WEST ISLIP — Ethics isn’t only about big, complex issues, but involves something as simple as taking food that isn’t yours from the office refrigerator.
“Yes, it is a moral issue,” said Catherine Seeley, an ethics educator and consultant and veteran of Catholic health care institutions, at an annual ethics conference at Our Lady of Consolation Nursing and Rehabilitative Care Center June 9 sponsored by Catholic Health Services of Long Island. “It connects with the value behind the Seventh Commandment, ‘Thou shalt not steal.’”
Seeley, who once worked in bereavement for Calvary Hospital in the Bronx and more recently as vice president for mission and ethics at a New England Catholic hospital, noted that taking co-workers’ food was the most frequently cited issue — 93 percent — in a 2003 Johns Hopkins University study on civility in the workplace.
Cited almost as frequently were refusing to work hard on team projects and shifting blame to co-workers for your mistakes, Seeley explained. “It’s about honor, integrity and truthfulness.” Other top issues were reading other people’s mail and neglecting to say “please” and “thank you.”
Speaking on values and ethics in the workplace, Seeley addressed nurses, chaplains, administrators, and others, at morning and afternoon sessions.
Seeley emphasized the need for civility in the workplace and society in general in an age, she said, “where there is a huge erosion of courtesy” with serious consequences.
Manners reflect the character of an institution, which should respect both fellow employees and the people that the institution serves, Seeley said. “Bad manners can erode positive moods and ultimately damage the work itself.”
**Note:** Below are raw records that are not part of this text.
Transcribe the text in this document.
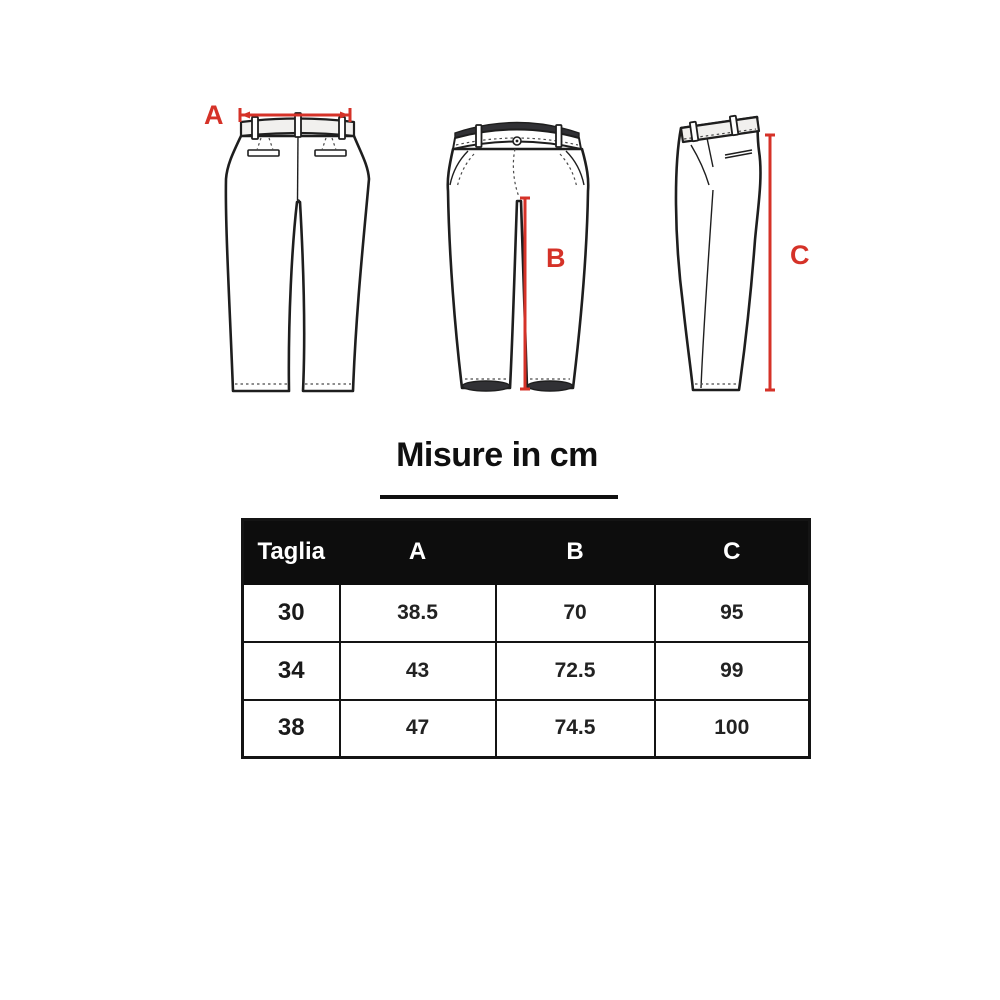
A
B	C
Misure in cm
Taglia	A	B	C
30	38.5	70	95
34	43	72.5	99
38	47	74.5	100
She cited a study that found that workplace rudeness costs $6.4 billion a year.
“How can rudeness cost billions of dollars?” one participant asked.
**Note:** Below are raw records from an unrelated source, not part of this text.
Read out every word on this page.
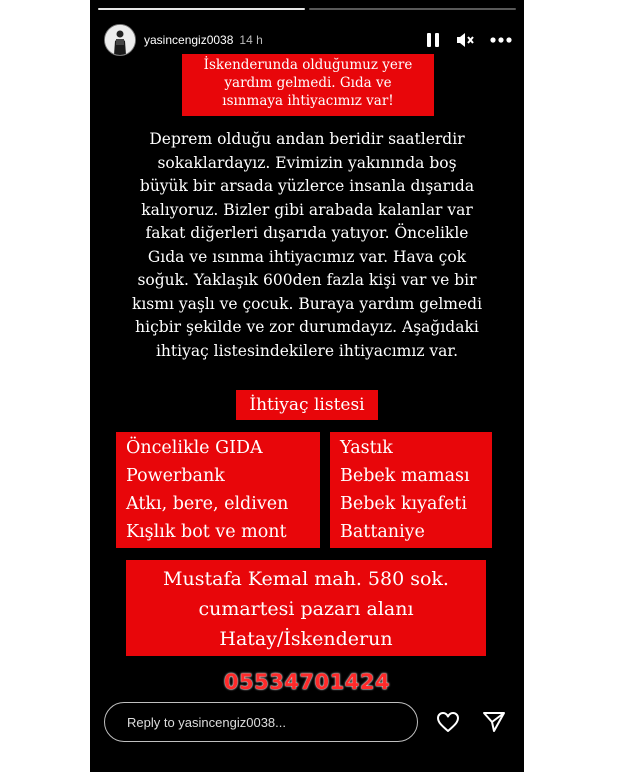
yasincengiz0038 14 h
İskenderunda olduğumuz yere
yardım gelmedi. Gıda ve
ısınmaya ihtiyacımız var!
Deprem olduğu andan beridir saatlerdir
sokaklardayız. Evimizin yakınında boş
büyük bir arsada yüzlerce insanla dışarıda
kalıyoruz. Bizler gibi arabada kalanlar var
fakat diğerleri dışarıda yatıyor. Öncelikle
Gıda ve ısınma ihtiyacımız var. Hava çok
soğuk. Yaklaşık 600den fazla kişi var ve bir
kısmı yaşlı ve çocuk. Buraya yardım gelmedi
hiçbir şekilde ve zor durumdayız. Aşağıdaki
ihtiyaç listesindekilere ihtiyacımız var.
İhtiyaç listesi
Öncelikle GIDA
Powerbank
Atkı, bere, eldiven
Kışlık bot ve mont
Yastık
Bebek maması
Bebek kıyafeti
Battaniye
Mustafa Kemal mah. 580 sok.
cumartesi pazarı alanı
Hatay/İskenderun
05534701424
Reply to yasincengiz0038...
Staff members, upset from an encounter with a rude co-worker, might stop working for part of the day. In some cases she said, an upset employee takes a sick day or requires medical attention, using company health insurance.
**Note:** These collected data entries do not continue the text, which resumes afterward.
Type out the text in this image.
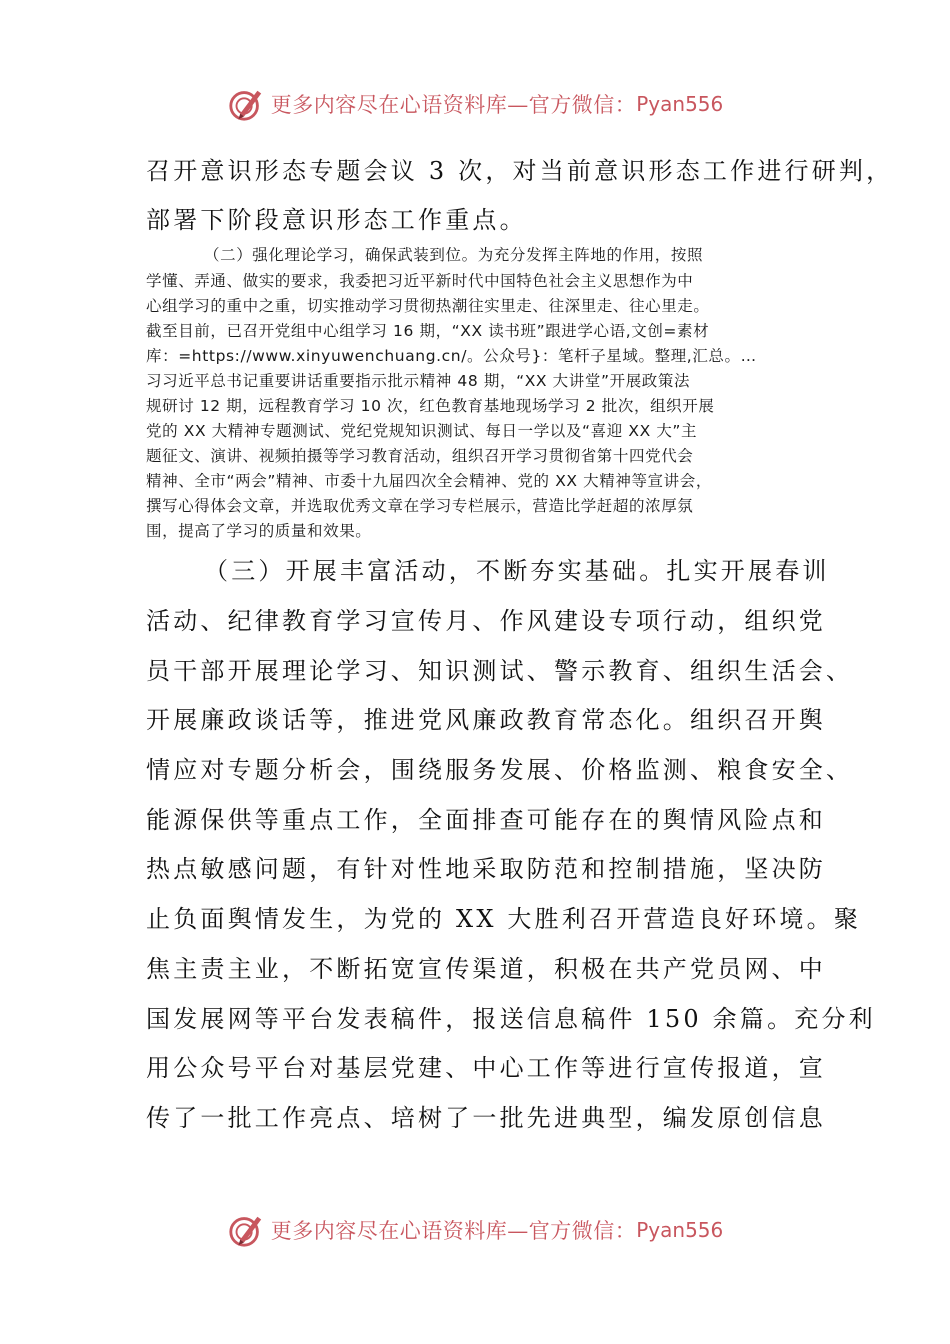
更多内容尽在心语资料库—官方微信： Pyan556
召开意识形态专题会议 3 次，对当前意识形态工作进行研判，
部署下阶段意识形态工作重点。
（二）强化理论学习，确保武装到位。为充分发挥主阵地的作用，按照
学懂、弄通、做实的要求，我委把习近平新时代中国特色社会主义思想作为中
心组学习的重中之重，切实推动学习贯彻热潮往实里走、往深里走、往心里走。
截至目前，已召开党组中心组学习 16 期，“XX 读书班”跟进学心语,文创=素材
库：=https://www.xinyuwenchuang.cn/。公众号}：笔杆子星域。整理,汇总。…
习习近平总书记重要讲话重要指示批示精神 48 期，“XX 大讲堂”开展政策法
规研讨 12 期，远程教育学习 10 次，红色教育基地现场学习 2 批次，组织开展
党的 XX 大精神专题测试、党纪党规知识测试、每日一学以及“喜迎 XX 大”主
题征文、演讲、视频拍摄等学习教育活动，组织召开学习贯彻省第十四党代会
精神、全市“两会”精神、市委十九届四次全会精神、党的 XX 大精神等宣讲会，
撰写心得体会文章，并选取优秀文章在学习专栏展示，营造比学赶超的浓厚氛
围，提高了学习的质量和效果。
（三）开展丰富活动，不断夯实基础。扎实开展春训
活动、纪律教育学习宣传月、作风建设专项行动，组织党
员干部开展理论学习、知识测试、警示教育、组织生活会、
开展廉政谈话等，推进党风廉政教育常态化。组织召开舆
情应对专题分析会，围绕服务发展、价格监测、粮食安全、
能源保供等重点工作，全面排查可能存在的舆情风险点和
热点敏感问题，有针对性地采取防范和控制措施，坚决防
止负面舆情发生，为党的 XX 大胜利召开营造良好环境。聚
焦主责主业，不断拓宽宣传渠道，积极在共产党员网、中
国发展网等平台发表稿件，报送信息稿件 150 余篇。充分利
用公众号平台对基层党建、中心工作等进行宣传报道，宣
传了一批工作亮点、培树了一批先进典型，编发原创信息
更多内容尽在心语资料库—官方微信： Pyan556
“Rudeness unchecked accelerates,” Seeley said, becoming the roots of violence. “Think of road rage, and today we’re even hearing about parking lot rage and post-game rage.”
The Johns Hopkins study also noted complaints of violence in the workplace, such as pushing a co-worker out of the way, yelling at a co-worker, firing a subordinate in the heat of anger, harshly criticizing a subordinate in front of others, and foul language.
Civility was emphasized by the philosopher Aristotle, who wrote an early treatise on civic friendship. “He wrote in an era that was like ours,” she said, with rapid change and the influx of people from different places.
“Civic friendship brings about harmony in society through mutual well-wishing and mutual well-doing,” Seeley said. “You know, speaking to people you pass and holding the door open for them.”
One application of Aristotle’s insight is the “10 & 5 Rule,” whereby every employee who approaches within 10 feet of another will make eye contact, Seeley explained. “If you come within five feet you greet the person.
“Where the 10 & 5 rule exists, customer service goes up,” Seeley said. Employees become more aware of each other, take the time to be civil, and that carries over to relations with people who come to the institution.
For Aristotle, cultivating mutual well-wishing and well-doing leads to a sense of community and attachment “because we feel connected,” Seeley said. Attachment leads to caring.
That kind of caring helps make for a just society and also fosters individual well-being, Seeley said. “Kindness is good for others and for kind persons.”
The way that employees treat each other is a reflection of the mission of an institution, Seeley said. “Every institution has a mission. Every mission entails certain values. The mission is an integral and crucial element for the vibrancy of any place,” creating an energy which fosters the institution’s success.
Living out the mission, Seeley said, is especially important for a Catholic institution, which is founded on respect for human dignity and a commitment to treating people not as objects but as human subjects. “With a Catholic institution, you ought to be able to tell the difference.”